Œnologie

 

Animateur : Francis Karst

 

I. Caractérisation génétique, propriétés physiologiques et biodiversité des levures

L'objectif général de ces recherches est d'aboutir à une méthode rationnelle de sélection des levures les plus performantes pour conduire à une typicité optimale des vins des terroirs.

Les arômes fermentaires peuvent contribuer de façon significative à la qualité organoleptique des vins. Parmi ces composés, il faut prendre en compte les métabolites propres à la levure, mais aussi les arômes de cépages libérés par des enzymes de levure au cours de la fermentation ou de l'élevage sur lies. La nature de ces composés va dépendre d'une part des propriétés nutritionnelles des moûts, mais aussi d'autre part des propriétés physiologiques de la levure utilisée.
Le laboratoire a constitué une collection importante de levures indigènes, dont certaines sont commercialisées sous forme de levures sèches actives.
Une première approche génétique (caryotypes par champs pulsés) a permis de débuter la classification génétique.

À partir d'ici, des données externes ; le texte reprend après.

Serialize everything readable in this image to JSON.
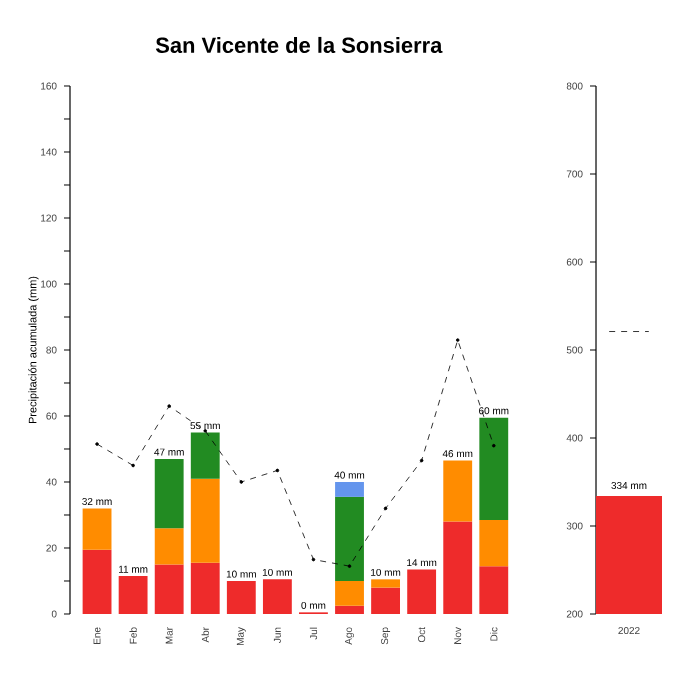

Cette dernière est poursuivie par l'analyse des profils inter delta et par la technique des microsatellites. La technologie est appliquée à la caractérisation génétique de populations de levures de différents vignobles français et européens.

Par ailleurs, la collection de levures sera évaluée pour son polymorphisme génique (gènes de la voie des stérols) et pour des propriétés physiologiques reliées à la qualité fermentaire. Ces travaux réalisés en collaboration avec l'Université de Haute Alsace ont comme objectif d'identifier des allèles intéressants pouvant être valorisés sur le plan technologique.



 

II. Déterminisme génétique et biochimique de la synthèse des composés isopréniques chez la vigne

L'objectif général de ces recherches est d'identifier les mécanismes moléculaires (gènes, fonction, localisation cellulaire des enzymes, régulation) impliqués dans la biosynthèse des composés aromatiques de la famille des terpénols d'une part, et à l'ensemble des isoprénoïdes (caroténoïdes, stérols, saponine) d'autre part.

Deux approches sont utilisées dans la thématique.

La première consiste à caractériser moléculairement les gènes de la biosynthèse des isoprénoïdes chez la vigne à l'aide EST de vigne ou à partir de gènes isolés chez d'autres ligneux. Ils sont séquencés et analysés sur le plan fonctionnel (mesure de l'activité enzymatique) dans des souches de levures défectives pour les activités correspondantes. La suite du programme consistera à étudier l'expression de ces gènes chez la vigne en fonction des terroirs.

La deuxième approche est une approche de protéomique faisant appel à des couples de variétés de vigne quasi isogéniques (savagnin rose/gewuztraminer, chardonnay/chardonnay muscaté ...) qui pourra permettre d'identifier des allèles spécifiques.

La dernière approche est basée sur la mise au point d'une méthodologie simple de quantification des terpénols glycolysés des moûts et une collection de ségrégants permettant la caractérisation de la ségrégation du caractère aromatique ou de QTL. Ce travail est réalisé en collaboration avec les équipes de génétique de la Vigne et biologie du développement de la vigne de l'UMR 1131 (D. Merdinoglu, E. Duchêne, J.E Masson).

Collaborations

Equipe DGAP Colmar (D. Merdinoglu, J.E Masson), URVG Evry (AF Adam-Blondon, Laboratoire de Microbiologie (C.Gaillardin, Grignon), Equipe de microbiologie, UMR Sciences pour l'œnologie (JM Sablayrolles, Montpellier).